If you bought your mortgage protection from a high street lender or bank, you are probably paying way too much for it. The good news is that you might be able to get rid of your policy and get insurance from a separate company.
Mortgage protection is a big business, and high street banks and lenders know this. They know this so well that they often sneakily add mortgage payment protection to your mortgage. Some people might try to convince you that the cover is necessary for you to get the mortgage. But it's not required right now, and you can choose to buy it on your own if you want to. Most of the time, the best way to get mortgage protection is from a company that works on its own. They have some of the cheapest policies and high-quality products, and a good provider should give you good advice that keeps you from getting ripped off.

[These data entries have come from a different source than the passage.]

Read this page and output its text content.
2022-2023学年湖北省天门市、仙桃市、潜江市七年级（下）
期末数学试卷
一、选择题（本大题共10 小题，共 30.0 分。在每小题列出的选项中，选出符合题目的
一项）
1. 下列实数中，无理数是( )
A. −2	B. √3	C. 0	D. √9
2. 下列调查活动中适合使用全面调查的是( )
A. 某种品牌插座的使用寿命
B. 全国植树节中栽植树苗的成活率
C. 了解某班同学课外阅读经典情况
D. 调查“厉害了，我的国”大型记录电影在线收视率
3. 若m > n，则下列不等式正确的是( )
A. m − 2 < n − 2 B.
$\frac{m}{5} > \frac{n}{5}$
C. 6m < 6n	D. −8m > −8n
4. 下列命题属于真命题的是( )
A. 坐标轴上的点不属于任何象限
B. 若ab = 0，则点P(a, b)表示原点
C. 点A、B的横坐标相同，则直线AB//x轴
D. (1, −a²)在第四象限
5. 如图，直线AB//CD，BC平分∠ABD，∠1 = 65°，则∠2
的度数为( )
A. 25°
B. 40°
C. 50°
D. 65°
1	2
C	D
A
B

A mortgage payment protection policy is taken out in case you can't work because of an accident, illness, or being laid off. It will pay out for a set amount of time, usually up to 12 months but in some cases up to 24 months. If you haven't worked for about 30 days (or 90 days with some lower-quality policies), the cover will make sure you have enough money to pay your monthly mortgage payments, so you won't lose your home.
Aside from the lower premium rates that a standalone provider charges, one of the best things about them is that they know their business. If you need a loan and want the best rates, you should go to a high street lender. But if the insurance is going to cover the mortgage, it has to be from a separate company.
So, when you go to the bank for a mortgage, you should get the best deal they can offer, but you should also do your research and insist that you will pay for the mortgage insurance cover yourself and go elsewhere. If you don't, you might be paying too much for the insurance on your mortgage.